Run the following command with an example CSV file. The file contains an example description of a language on Wikidata. This file uses comma as a delimiter to separate the values.
$ ./shexstatements.sh examples/language.csv
There are five columns in the CSV file. Column 1 is used for specifying the node name, 2 for specifying the property value, 3 for possible values, 4 for cardinality (+,*) and column 5 for comments. Comments start with #. Columns 1, 2, 3 are mandatory. Column 3 can be a special value like . (period to say ‘any’ value). Columns 3,4 and 5 are empty for prefixes.
- Cardinality can be any one of the following values
- * : zero or more values
- + : one or more values
- m : m number of values
- m,n : any number of values between m and n (including m and n).
CSV file can use delimiters like ;. Take for example, the following command works with a file using semi-colon as a delimiter.
$ ./shexstatements.sh examples/languagedelimsemicolon.csv --delim ";"
But sometimes, users may like to specify the header.
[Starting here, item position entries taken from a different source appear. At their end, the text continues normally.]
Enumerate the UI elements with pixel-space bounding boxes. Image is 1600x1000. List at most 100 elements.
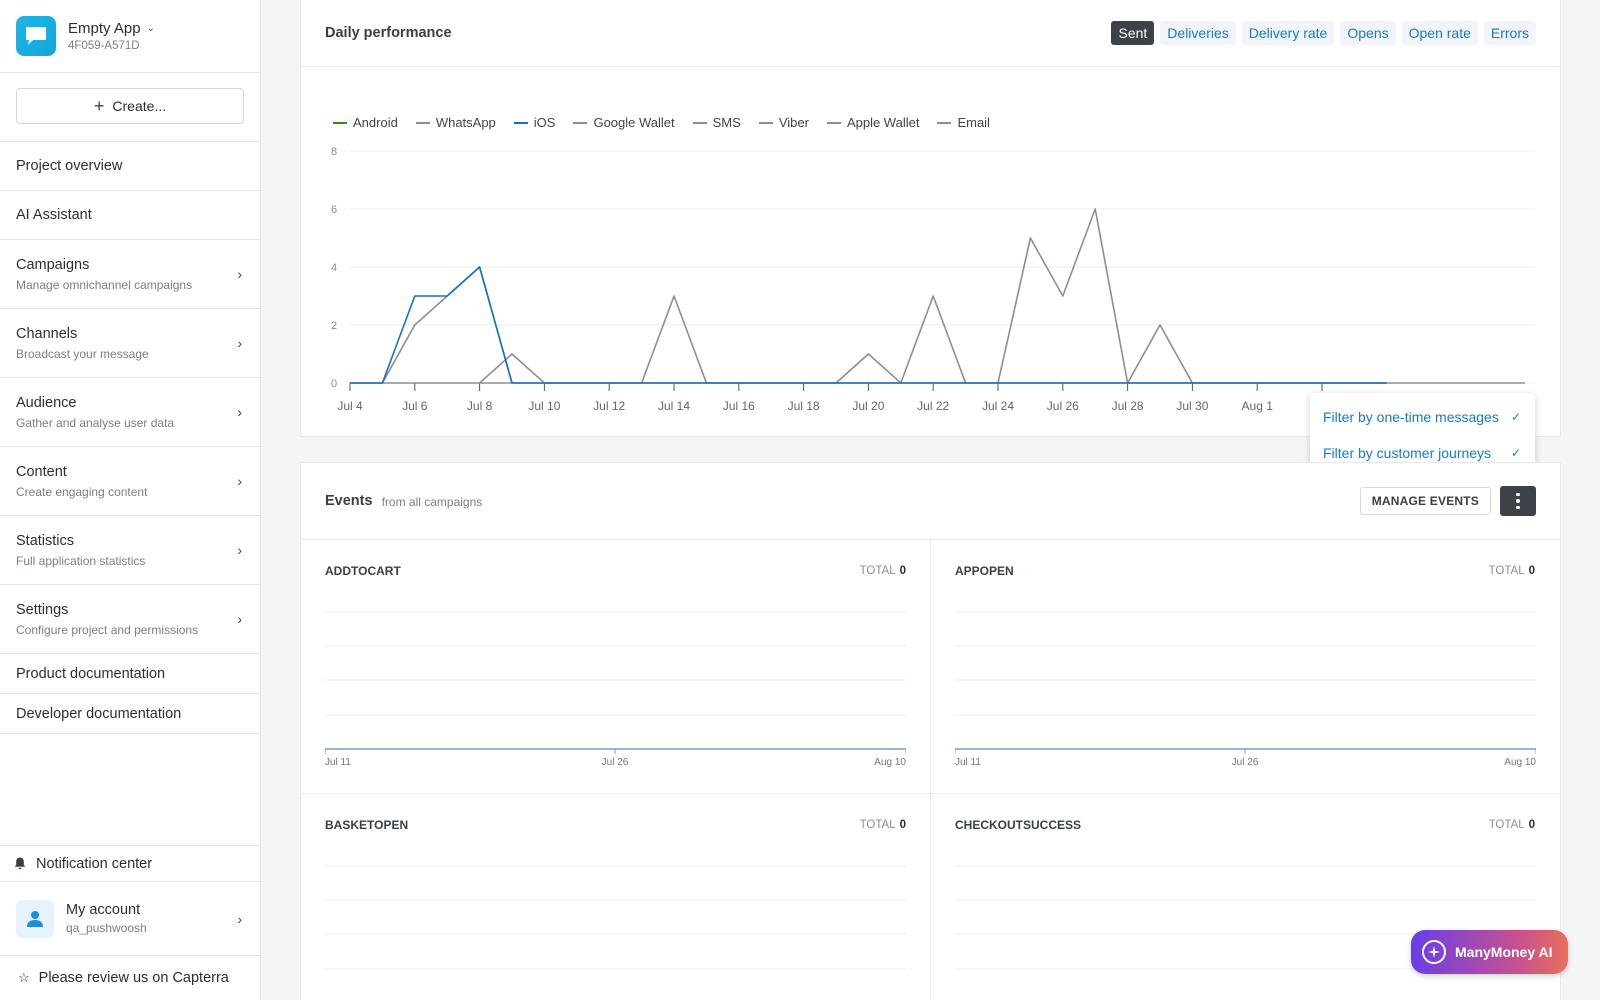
bell-icon — [14, 857, 26, 870]
x-tick-label: Aug 10 — [874, 757, 906, 768]
x-tick-label: Jul 26 — [1047, 399, 1079, 413]
nav-title: Content — [16, 463, 67, 480]
chevron-right-icon: › — [237, 404, 242, 420]
events-title: Events — [325, 493, 373, 509]
event-card-appopen: APPOPEN TOTAL 0 Jul 11 Jul 26 Aug 10 — [930, 540, 1559, 793]
nav-campaigns[interactable]: Campaigns Manage omnichannel campaigns › — [0, 240, 260, 309]
event-total: TOTAL 0 — [859, 819, 906, 831]
filter-one-time-messages[interactable]: Filter by one-time messages ✓ — [1310, 399, 1535, 435]
nav-title: Audience — [16, 394, 77, 411]
account-login: qa_pushwoosh — [66, 921, 147, 935]
x-tick-label: Jul 14 — [658, 399, 690, 413]
event-card-addtocart: ADDTOCART TOTAL 0 Jul 11 Jul 26 Aug 10 — [301, 540, 930, 793]
y-tick-label: 0 — [331, 378, 337, 390]
nav-channels[interactable]: Channels Broadcast your message › — [0, 309, 260, 378]
nav-title: Settings — [16, 601, 69, 618]
event-name: ADDTOCART — [325, 564, 401, 578]
x-tick-label: Jul 10 — [528, 399, 560, 413]
nav-developer-docs[interactable]: Developer documentation — [0, 694, 260, 734]
nav-subtitle: Broadcast your message — [16, 346, 149, 361]
check-icon: ✓ — [1510, 410, 1521, 424]
nav-subtitle: Gather and analyse user data — [16, 415, 175, 430]
chevron-right-icon: › — [237, 266, 242, 282]
daily-performance-card: Daily performance Sent Deliveries Delive… — [300, 0, 1561, 437]
event-name: APPOPEN — [955, 564, 1014, 578]
app-name: Empty App — [68, 20, 141, 37]
y-tick-label: 6 — [331, 204, 337, 216]
nav-subtitle: Create engaging content — [16, 484, 148, 499]
star-icon: ☆ — [18, 970, 30, 985]
x-tick-label: Jul 22 — [917, 399, 949, 413]
event-name: CHECKOUTSUCCESS — [955, 818, 1082, 832]
nav-subtitle: Full application statistics — [16, 553, 146, 568]
account-name: My account — [66, 902, 141, 918]
x-tick-label: Aug 10 — [1504, 757, 1536, 768]
notification-label: Notification center — [36, 855, 153, 872]
x-tick-label: Jul 24 — [982, 399, 1014, 413]
x-tick-label: Jul 8 — [467, 399, 493, 413]
x-tick-label: Jul 28 — [1112, 399, 1144, 413]
x-tick-label: Jul 20 — [852, 399, 884, 413]
x-tick-label: Jul 16 — [723, 399, 755, 413]
y-tick-label: 2 — [331, 320, 337, 332]
plus-icon: + — [93, 95, 105, 116]
chevron-right-icon: › — [237, 542, 242, 558]
event-mini-chart: Jul 11 Jul 26 Aug 10 — [325, 611, 906, 768]
y-tick-label: 8 — [331, 146, 337, 158]
x-tick-label: Jul 4 — [337, 399, 363, 413]
account-menu[interactable]: My account qa_pushwoosh › — [0, 882, 260, 956]
app-logo-icon — [16, 16, 56, 56]
nav-ai-assistant[interactable]: AI Assistant — [0, 191, 260, 240]
avatar — [16, 899, 54, 938]
nav-title: Channels — [16, 325, 78, 342]
chevron-right-icon: › — [237, 611, 242, 627]
nav-subtitle: Manage omnichannel campaigns — [16, 277, 193, 292]
event-mini-chart: Jul 11 Jul 26 Aug 10 — [955, 611, 1536, 768]
nav-title: Campaigns — [16, 256, 90, 273]
x-tick-label: Jul 26 — [1232, 757, 1259, 768]
x-tick-label: Aug 1 — [1242, 399, 1274, 413]
create-button[interactable]: + Create... — [16, 88, 244, 124]
nav-title: Statistics — [16, 532, 75, 549]
events-card: Events from all campaigns MANAGE EVENTS … — [300, 462, 1561, 1000]
x-tick-label: Jul 11 — [955, 757, 981, 768]
nav-settings[interactable]: Settings Configure project and permission… — [0, 585, 260, 654]
filter-label: Filter by one-time messages — [1323, 409, 1499, 425]
ai-assistant-button[interactable]: ManyMoney AI — [1411, 930, 1568, 974]
x-tick-label: Jul 6 — [402, 399, 428, 413]
chevron-right-icon: › — [237, 910, 242, 927]
sparkle-icon — [1422, 940, 1446, 964]
x-tick-label: Jul 12 — [593, 399, 625, 413]
performance-chart: 8 6 4 2 0Jul 4 Jul 6 Jul 8 Jul 10 Jul 12 Jul 14 Ju… — [331, 146, 1535, 413]
nav-product-docs[interactable]: Product documentation — [0, 654, 260, 694]
review-label: Please review us on Capterra — [38, 970, 229, 986]
x-tick-label: Jul 30 — [1176, 399, 1208, 413]
chevron-right-icon: › — [237, 335, 242, 351]
notification-center[interactable]: Notification center — [0, 845, 260, 882]
chevron-down-icon: ⌄ — [146, 23, 155, 34]
create-label: Create... — [112, 98, 167, 114]
app-switcher[interactable]: Empty App ⌄ 4F059-A571D — [0, 0, 260, 73]
nav-subtitle: Configure project and permissions — [16, 622, 199, 637]
x-tick-label: Jul 26 — [602, 757, 629, 768]
more-options-icon[interactable] — [1500, 486, 1536, 516]
event-total: TOTAL 0 — [1488, 819, 1535, 831]
y-tick-label: 4 — [331, 262, 337, 274]
nav-statistics[interactable]: Statistics Full application statistics › — [0, 516, 260, 585]
nav-content[interactable]: Content Create engaging content › — [0, 447, 260, 516]
events-subtitle: from all campaigns — [381, 495, 483, 509]
event-total: TOTAL 0 — [859, 565, 906, 577]
nav-project-overview[interactable]: Project overview — [0, 142, 260, 191]
x-tick-label: Jul 11 — [325, 757, 351, 768]
filter-label: Filter by customer journeys — [1323, 445, 1492, 461]
review-link[interactable]: ☆ Please review us on Capterra — [0, 956, 260, 1000]
event-mini-chart — [325, 865, 906, 970]
manage-events-button[interactable]: MANAGE EVENTS — [1359, 487, 1491, 515]
user-icon — [27, 910, 43, 927]
chevron-right-icon: › — [237, 473, 242, 489]
ai-button-label: ManyMoney AI — [1455, 944, 1553, 960]
check-icon: ✓ — [1510, 446, 1521, 460]
event-name: BASKETOPEN — [325, 818, 409, 832]
nav-audience[interactable]: Audience Gather and analyse user data › — [0, 378, 260, 447]
x-tick-label: Jul 18 — [788, 399, 820, 413]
In that case, they
can make use of -s
or --skipheader
to tell the generator to skip
the header (firsrt line of CSV).
$ ./shexstatements.sh --skipheader examples/header/languageheader.csv
In all the above cases, the shape expression generated by ShExStatements will look like
PREFIX xsd: <http://www.w3.org/2001/XMLSchema#>
PREFIX wd: <http://www.wikidata.org/entity/>
PREFIX wdt: <http://www.wikidata.org/prop/direct/>
start = @<language>
<language> {
wdt:P31 [ wd:Q34770 ] ;# instance of a language
wdt:P1705 LITERAL ;# native name
wdt:P17 .+ ;# spoken in country
wdt:P2989 .+ ;# grammatical cases
wdt:P282 .+ ;# writing system
wdt:P1098 .+ ;# speakers
wdt:P1999 .* ;# UNESCO language status
wdt:P2341 .+ ;# indigenous to
}
Use -j
or --shexj
to generate ShEx JSON Syntax (ShExJ) instead
of default ShEx Compact syntax (ShExC).
$ ./shexstatements.sh --shexj examples/language.csv
The outpul will be similiar to:
{
"type": "Schema",
"start": "language",
"shapes": [
{
"type": "Shape",
"id": "language",
"expression": {
"type": "EachOf",
"expressions": [
{
"type": "TripleConstraint",
"predicate": "http://www.wikidata.org/prop/direct/P31",
"valueExpr": {
"type": "NodeConstraint",
"values": [
"http://www.wikidata.org/entity/Q34770"
]
}
},
{
"type": "TripleConstraint",
"predicate": "http://www.wikidata.org/prop/direct/P1705",
"valueExpr": {
"type": "NodeConstraint",
"nodeKind": "literal"
}
},
{
"type": "TripleConstraint",
"predicate": "http://www.wikidata.org/prop/direct/P17",
"min": 1,
"max": -1
},
{
"type": "TripleConstraint",
"predicate": "http://www.wikidata.org/prop/direct/P2989",
"min": 1,
"max": -1
},
{
"type": "TripleConstraint",
"predicate": "http://www.wikidata.org/prop/direct/P282",
"min": 1,
"max": -1
},
{
"type": "TripleConstraint",
"predicate": "http://www.wikidata.org/prop/direct/P1098",
"min": 1,
"max": -1
},
{
"type": "TripleConstraint",
"predicate": "http://www.wikidata.org/prop/direct/P1999",
"min": 0,
"max": -1
},
{
"type": "TripleConstraint",
"predicate": "http://www.wikidata.org/prop/direct/P2341",
"min": 1,
"max": -1
}
]
}
}
]
}
It’s also possible to use application profiles of the following form
Entity_name,Property,Property_label,Mand,Repeat,Value,Value_type,Annotation
and Shape expressions can be generated using the following form
$ ./shexstatements.sh -ap --skipheader examples/languageap.csv
There are example CSV files in the examples folder.